L’ascolto gentile, il nuovo libro di Eugenio Borgna (Einaudi, pp.176, euro 18), sotto alcuni profili è diverso dai suoi precedenti, ai quali però è al contempo simile dal punto di vista del clima emotivo in cui è immerso. Il tema è pur sempre quello della malattia mentale, del disagio psichico ed esistenziale; e qui come sempre Borgna mette in gioco sé stesso e la propria esperienza di psichiatra lunga una vita.

MA IL TONO, rispetto ai lavori del passato, si fa più disteso, più colloquiale, talora quasi narrativo: e basti pensare alle pagine introduttive su Germana, che Borgna aveva conosciuto nella sua prima giovinezza, con la quale leggeva poesie e faceva lunghe passeggiate e che poi, dopo averla persa, avrebbe ritrovato paziente nel manicomio di Novara, infine per perderla ancora. Sono pagine a metà fra «la ricostruzione di una storia clinica» e «la sua reinvenzione», e Germana ha tratti che l’avvicinano al personaggio di un romanzo.

Inoltre, qui come sempre la letteratura e la poesia rappresentano l’orizzonte di fondo dei discorsi di Borgna, nella convinzione che la parola poetica, più di quella analitica, sia capace di toccare e svelare gli abissi dell’anima; ma questa volta lo sono in maniera più sfumata, perché il centro dei discorsi non è costituito qui da una parola tematica, che venga indagata anche attraverso il racconto di casi clinici, bensì accade l’esatto contrario. L’ascolto gentile pone al centro della sua indagine alcuni casi clinici, tutti femminili, in sé e per sé considerati (alcuni di depressione psicotica, cioè «radicata nella malattia», altri di depressione invece scaturente da tragedie della vita, altri ancora di schizofrenia), ed è semmai dal racconto dei singoli casi, per effetto di un percorso inverso, che scaturiscono riflessioni anche sulle parole tematiche che da sempre a Borgna stanno a cuore: la fragilità, la gentilezza, la tenerezza, l’attesa e la speranza, la malinconia, la depressione, la solitudine.
Ed è proprio sotto questo aspetto che Borgna rimane sempre fedele a sé stesso, al proprio modo di intendere la psichiatria: non come semplice scienza che compie diagnosi e somministra farmaci, ma come relazione dialogica fondata sul riconoscimento del fatto che le sofferenze di chi è curato potrebbero essere anche di chi cura e che anzi lo sono, perché curare vuol dire creare una «comunità di cura».

DI PIÙ: UNA «COMUNITÀ di destino», una «comunione esistenziale» attraverso la quale sia possibile costruire nuovi orizzonti senso.
È una psichiatria «umana e gentile» (le cui radici culturali affondano nella fenomenologia di Husserl e Jaspers) quella che Borgna impersona e propone, che alla terapia farmacologica accompagni la disponibilità all’immedesimazione nel paziente, al farne proprie le emozioni, le angosce, le speranze e le disillusioni.

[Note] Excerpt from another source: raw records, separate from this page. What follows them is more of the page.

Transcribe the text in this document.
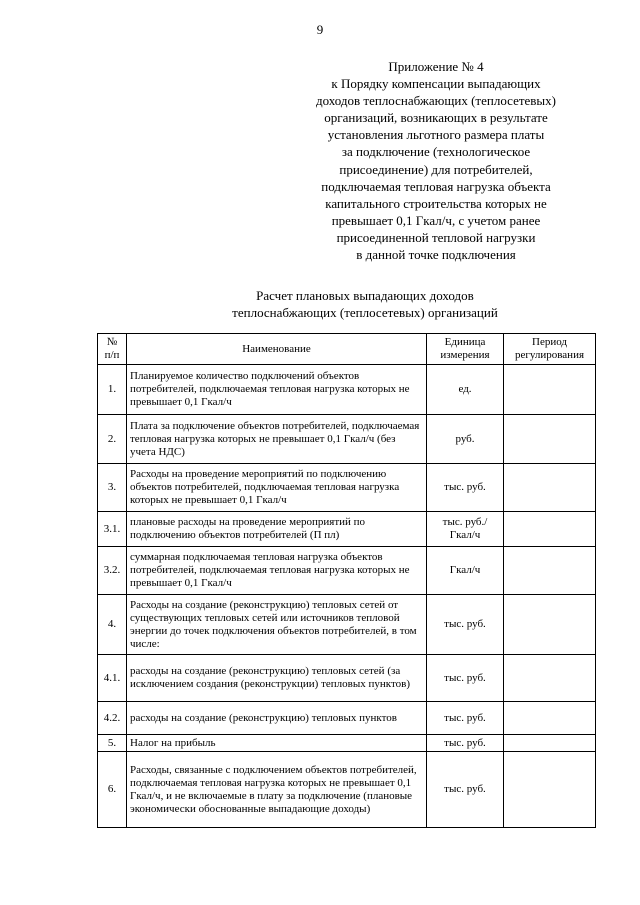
9
Приложение № 4
к Порядку компенсации выпадающих
доходов теплоснабжающих (теплосетевых)
организаций, возникающих в результате
установления льготного размера платы
за подключение (технологическое
присоединение) для потребителей,
подключаемая тепловая нагрузка объекта
капитального строительства которых не
превышает 0,1 Гкал/ч, с учетом ранее
присоединенной тепловой нагрузки
в данной точке подключения
Расчет плановых выпадающих доходов
теплоснабжающих (теплосетевых) организаций
№ п/п	Наименование	Единица измерения	Период регулирования
1.	Планируемое количество подключений объектов потребителей, подключаемая тепловая нагрузка которых не превышает 0,1 Гкал/ч	ед.	
2.	Плата за подключение объектов потребителей, подключаемая тепловая нагрузка которых не превышает 0,1 Гкал/ч (без учета НДС)	руб.	
3.	Расходы на проведение мероприятий по подключению объектов потребителей, подключаемая тепловая нагрузка которых не превышает 0,1 Гкал/ч	тыс. руб.	
3.1.	плановые расходы на проведение мероприятий по подключению объектов потребителей (П пл)	тыс. руб./ Гкал/ч	
3.2.	суммарная подключаемая тепловая нагрузка объектов потребителей, подключаемая тепловая нагрузка которых не превышает 0,1 Гкал/ч	Гкал/ч	
4.	Расходы на создание (реконструкцию) тепловых сетей от существующих тепловых сетей или источников тепловой энергии до точек подключения объектов потребителей, в том числе:	тыс. руб.	
4.1.	расходы на создание (реконструкцию) тепловых сетей (за исключением создания (реконструкции) тепловых пунктов)	тыс. руб.	
4.2.	расходы на создание (реконструкцию) тепловых пунктов	тыс. руб.	
5.	Налог на прибыль	тыс. руб.	
6.	Расходы, связанные с подключением объектов потребителей, подключаемая тепловая нагрузка которых не превышает 0,1 Гкал/ч, и не включаемые в плату за подключение (плановые экономически обоснованные выпадающие доходы)	тыс. руб.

OCCORRE, PIÙ DI TUTTO, disponibilità all’ascolto, e ascoltare non solo significa prestare attenzione ma equivale quasi a una forma di preghiera e corrisponde alla medesima area semantica della responsabilità (verso gli altri, verso chi chiede ascolto). Significa saper trovare il giusto e difficilissimo equilibrio fra parole e silenzi, in una «distanza morbida e flessibile che evita sia una debordante vicinanza, una divorante empatia, sia una astratta lontananza, che sarebbe vissuta come glaciale indifferenza».
Le cose che dice Borgna a questo riguardo sono dotate di un valore umano e politico tout court, molto al di là del loro contesto specifico, e dovrebbero contribuire a fondare una nuova etica comunitaria.